I went down to St. James Infirmary Sono
andato all’ospedale St.James
Saw my baby
there
li
ho visto la mia piccola
She was
stretched out on a long white table
distesa su un lungo tavolo
bianco
So cool, so
sweet, so fair così fredda, così dolce così bella
Let her go, let her go,
God bless her lasciala andar via, lasciala ander via Dio
benedicila
Wherever she may be ovunque lei sia
She can look this wide world over
lei può cercare in questo
vasto mondo
But she’ll never find a sweet man like me
ma non potrà mai trovare un uomo dolce come me
When I die bury me in straight lace shoes quando morirò seppellitemi con le scarpe
lucide
I wanna a box-back coat and a
Stetson hat voglio
una giacca coi risvolti e un cappello Stetson
Put a twenty-dollar gold piece on
my watch chain mettete venti dollari in
pezzi d’oro nella catena del mio orologio
So the boys’ll all know that I
died standing pat così che i ragazzi
penseranno “anche da morto sa il fatto suo
Questo è il testo del brano
St.James Infirmary. Un pezzo dalle origini incerte, pare venisse dall’Irlanda, le cui note devono aver risuonato per diverso tempo, agli inizi del ‘900, lungo le venti
miglia del porto di New Orleans , nei locali di Storyville. Un blues che Louis
Armstrong rese famoso avendolo inciso a
Chicago nel 1928 e che in seguito entrò nel repertorio di mille altri musicisti
non solo di jazz.
Parla di un povero
cristo, alcuni alludono ad un giocatore d’azzardo fallito, comunque un
poveraccio, che mestamente si reca a vedere la sua donna morta all’ospedale di St.James (che non si trova
a New Orleans ma probabilmente ci si riferisce
a un ospedale aperto a Londra prima dell’invasione normanna per
ricoverare “quattordici sorelle lebbrose nubili”).
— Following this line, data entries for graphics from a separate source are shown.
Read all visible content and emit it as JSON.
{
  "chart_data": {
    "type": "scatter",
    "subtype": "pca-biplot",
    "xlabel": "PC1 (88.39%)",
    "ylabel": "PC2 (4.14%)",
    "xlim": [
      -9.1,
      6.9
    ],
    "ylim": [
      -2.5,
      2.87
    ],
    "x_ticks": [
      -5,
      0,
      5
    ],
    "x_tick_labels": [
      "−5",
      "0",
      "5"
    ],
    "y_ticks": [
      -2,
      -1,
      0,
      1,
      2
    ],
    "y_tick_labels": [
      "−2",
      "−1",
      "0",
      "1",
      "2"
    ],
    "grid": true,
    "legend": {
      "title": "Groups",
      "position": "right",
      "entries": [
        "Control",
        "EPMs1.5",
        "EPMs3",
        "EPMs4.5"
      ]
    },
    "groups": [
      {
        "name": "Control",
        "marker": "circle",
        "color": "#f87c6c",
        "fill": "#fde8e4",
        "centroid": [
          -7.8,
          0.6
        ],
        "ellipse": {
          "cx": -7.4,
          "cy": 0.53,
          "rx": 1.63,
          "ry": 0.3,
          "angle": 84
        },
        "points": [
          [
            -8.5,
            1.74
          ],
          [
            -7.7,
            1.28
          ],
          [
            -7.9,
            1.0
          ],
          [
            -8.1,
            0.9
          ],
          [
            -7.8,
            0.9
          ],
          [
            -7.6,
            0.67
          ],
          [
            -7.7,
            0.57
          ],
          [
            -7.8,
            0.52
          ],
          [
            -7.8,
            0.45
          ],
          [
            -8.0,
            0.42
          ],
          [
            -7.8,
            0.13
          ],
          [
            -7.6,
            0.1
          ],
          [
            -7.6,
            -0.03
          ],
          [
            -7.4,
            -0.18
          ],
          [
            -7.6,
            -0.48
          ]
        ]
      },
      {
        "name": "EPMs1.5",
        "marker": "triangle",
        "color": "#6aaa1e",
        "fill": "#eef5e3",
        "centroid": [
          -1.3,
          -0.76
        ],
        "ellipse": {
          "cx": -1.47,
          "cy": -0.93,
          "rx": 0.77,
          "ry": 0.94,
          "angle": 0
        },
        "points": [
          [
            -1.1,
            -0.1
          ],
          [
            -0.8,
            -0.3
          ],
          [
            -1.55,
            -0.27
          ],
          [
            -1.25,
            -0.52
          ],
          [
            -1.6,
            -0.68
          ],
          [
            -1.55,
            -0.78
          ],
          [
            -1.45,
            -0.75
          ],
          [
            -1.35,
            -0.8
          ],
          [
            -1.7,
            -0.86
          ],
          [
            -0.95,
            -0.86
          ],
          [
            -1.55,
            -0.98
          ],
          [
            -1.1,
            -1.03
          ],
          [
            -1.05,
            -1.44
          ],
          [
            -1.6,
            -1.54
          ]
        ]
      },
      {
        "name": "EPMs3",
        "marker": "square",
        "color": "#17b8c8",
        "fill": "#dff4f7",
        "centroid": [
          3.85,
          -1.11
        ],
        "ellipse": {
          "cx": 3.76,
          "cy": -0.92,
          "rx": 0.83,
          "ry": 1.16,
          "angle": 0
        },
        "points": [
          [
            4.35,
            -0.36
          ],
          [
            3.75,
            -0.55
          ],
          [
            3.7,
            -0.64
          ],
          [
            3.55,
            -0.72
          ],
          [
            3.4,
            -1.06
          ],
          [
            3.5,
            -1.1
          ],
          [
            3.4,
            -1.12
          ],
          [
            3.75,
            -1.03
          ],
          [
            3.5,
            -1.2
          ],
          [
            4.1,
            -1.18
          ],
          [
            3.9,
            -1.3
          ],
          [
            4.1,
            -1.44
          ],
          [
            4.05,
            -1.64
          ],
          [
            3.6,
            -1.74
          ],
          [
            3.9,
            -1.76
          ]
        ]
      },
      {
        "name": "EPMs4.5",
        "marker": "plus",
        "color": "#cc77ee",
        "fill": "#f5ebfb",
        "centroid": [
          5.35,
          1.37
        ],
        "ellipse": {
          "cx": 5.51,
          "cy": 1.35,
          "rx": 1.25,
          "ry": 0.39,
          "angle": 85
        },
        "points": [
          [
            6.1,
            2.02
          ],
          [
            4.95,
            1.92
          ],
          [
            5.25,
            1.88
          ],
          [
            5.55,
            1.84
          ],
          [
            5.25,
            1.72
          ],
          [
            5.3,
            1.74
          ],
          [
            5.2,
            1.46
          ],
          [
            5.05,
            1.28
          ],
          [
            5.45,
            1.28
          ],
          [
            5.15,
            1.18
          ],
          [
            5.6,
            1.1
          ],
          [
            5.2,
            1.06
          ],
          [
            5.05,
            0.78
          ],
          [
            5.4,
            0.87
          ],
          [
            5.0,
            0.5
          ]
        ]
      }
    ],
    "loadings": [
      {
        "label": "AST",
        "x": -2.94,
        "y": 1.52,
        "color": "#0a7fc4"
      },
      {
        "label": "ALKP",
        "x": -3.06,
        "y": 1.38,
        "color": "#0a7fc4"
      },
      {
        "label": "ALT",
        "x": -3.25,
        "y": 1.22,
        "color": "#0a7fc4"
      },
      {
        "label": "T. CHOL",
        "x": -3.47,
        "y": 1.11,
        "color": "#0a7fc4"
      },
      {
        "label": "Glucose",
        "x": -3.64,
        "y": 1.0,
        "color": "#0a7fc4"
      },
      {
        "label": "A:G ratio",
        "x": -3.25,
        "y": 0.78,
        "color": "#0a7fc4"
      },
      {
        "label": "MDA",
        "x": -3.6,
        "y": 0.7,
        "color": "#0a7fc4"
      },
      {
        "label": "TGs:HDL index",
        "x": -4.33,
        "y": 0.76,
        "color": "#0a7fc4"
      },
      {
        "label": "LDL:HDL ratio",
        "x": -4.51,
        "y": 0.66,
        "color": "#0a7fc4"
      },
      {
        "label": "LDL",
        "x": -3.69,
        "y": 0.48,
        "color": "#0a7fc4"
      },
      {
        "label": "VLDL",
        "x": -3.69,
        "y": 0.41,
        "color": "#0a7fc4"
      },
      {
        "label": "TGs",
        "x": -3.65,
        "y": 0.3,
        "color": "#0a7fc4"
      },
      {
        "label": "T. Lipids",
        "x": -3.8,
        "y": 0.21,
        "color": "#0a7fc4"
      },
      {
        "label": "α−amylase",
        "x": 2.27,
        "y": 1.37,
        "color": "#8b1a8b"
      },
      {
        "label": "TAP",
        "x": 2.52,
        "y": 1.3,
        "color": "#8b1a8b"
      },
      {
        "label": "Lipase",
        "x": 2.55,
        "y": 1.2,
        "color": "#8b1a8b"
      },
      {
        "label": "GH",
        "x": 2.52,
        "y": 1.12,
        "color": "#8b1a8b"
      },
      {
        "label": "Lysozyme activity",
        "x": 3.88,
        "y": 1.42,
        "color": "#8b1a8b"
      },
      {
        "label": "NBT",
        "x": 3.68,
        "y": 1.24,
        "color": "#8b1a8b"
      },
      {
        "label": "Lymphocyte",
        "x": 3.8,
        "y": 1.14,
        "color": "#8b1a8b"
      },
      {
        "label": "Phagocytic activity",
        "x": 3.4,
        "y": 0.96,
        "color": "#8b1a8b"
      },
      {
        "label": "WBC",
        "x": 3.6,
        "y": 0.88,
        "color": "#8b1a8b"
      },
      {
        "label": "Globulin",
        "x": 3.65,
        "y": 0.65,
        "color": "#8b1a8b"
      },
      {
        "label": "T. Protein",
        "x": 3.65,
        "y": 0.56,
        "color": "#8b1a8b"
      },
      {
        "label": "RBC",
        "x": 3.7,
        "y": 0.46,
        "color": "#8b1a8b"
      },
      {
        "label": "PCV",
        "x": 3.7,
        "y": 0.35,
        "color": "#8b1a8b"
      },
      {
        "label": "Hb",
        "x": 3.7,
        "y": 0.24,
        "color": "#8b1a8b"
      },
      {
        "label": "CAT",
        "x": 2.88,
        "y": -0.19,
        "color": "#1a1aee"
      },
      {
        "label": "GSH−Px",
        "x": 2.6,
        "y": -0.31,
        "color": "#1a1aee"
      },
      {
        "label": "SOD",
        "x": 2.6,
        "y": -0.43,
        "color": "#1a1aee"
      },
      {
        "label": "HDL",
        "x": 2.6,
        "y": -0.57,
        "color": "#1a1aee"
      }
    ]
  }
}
Qui di fronte alla sua “piccola” così dolce e
così bella distesa su un lungo tavolo bianco, il povero ma orgoglioso, e un po’
guascone , ragazzo immagina come dovrà essere il suo di funerale.
Lui abituato
a girare scalzo come i vagabondi di New Orleans
pretende di essere seppellito calzando delle scarpe lucide, indossando
un’elegante giacca coi risvolti e un cappello Stetson, e prega qualcuno
affinchè gli metta venti dollari in pezzi d’oro nella catena del suo orologio,
in maniera che quella eleganza sfoggiata nella bara, possa testimoniare una vita
diversa da quella vissuta.
Probabilmente St.Jame Infirmary sarà risuonata spesso nei funerali di New
Orleans eseguita delle bands che suonavano per dar lustro al defunto anche se
poverissimo. Il funerale a New Orleans era una cerimonia in
cui, così come nelle occasioni festose, le varie bands tendevano a mettere in mostra
le abilità dei solisti, in particolare i cornettisti, che davano fondo ai polmoni
nel soffiare dentro i propri strumenti blues a profusione. La cerimonia funebre
non era propriamente triste ma era la semplificazione del come la vita era
considerata dai neri rispettosi del
principio racchiuso nelle parole “piangere alla nascita ed esultare alla morte”.
Guardando la fila di camion militari, con dentro le bare delle vittime di Bergamo decedute per il Covid-19, diretti
al tempio crematorio di Serravalle Scrivia, ho provato desolazione e tristezza. La manifestazione della morte sottratta all’emotività di chi rimane in vita. Non un figlio, non un genitore, non una
sorella o fratello che potesse piangere e rinnovare la vita del proprio caro
ricordando momenti del vissuto insieme, ma solo un mesto saluto da lontano
imposto dalle ferree regole della distanza sociale. Neanche la possibilità, di
esultare alla maniera dei neri di New Orleans, di confessare al proprio
caro quei sentimenti rimasti segreti, di ipotizzare il riscatto nella morte di ciò che non si è
potuto essere in vita.
E allora ho
immaginato , d’appresso a quei lugubri camion, la presenza di un carretto con
sopra una band, magari capitanata da King Oliver e Luis Amstrong insieme, suonare le note di St. James Infirmary per dar lustro a qui defunti. Un modo per lenire il mondo di tristezza che mi ha colto nel
vedere quei feretri. Una tristezza
infinita che deve per forza spingerci a concepire un sistema di vita completamente
diverso da quello che abbiamo vissuto finora. Lo dobbiamo a loro, a chi ahimè sarà destinato a lasciarci nelle prossime ore e a tutti noi.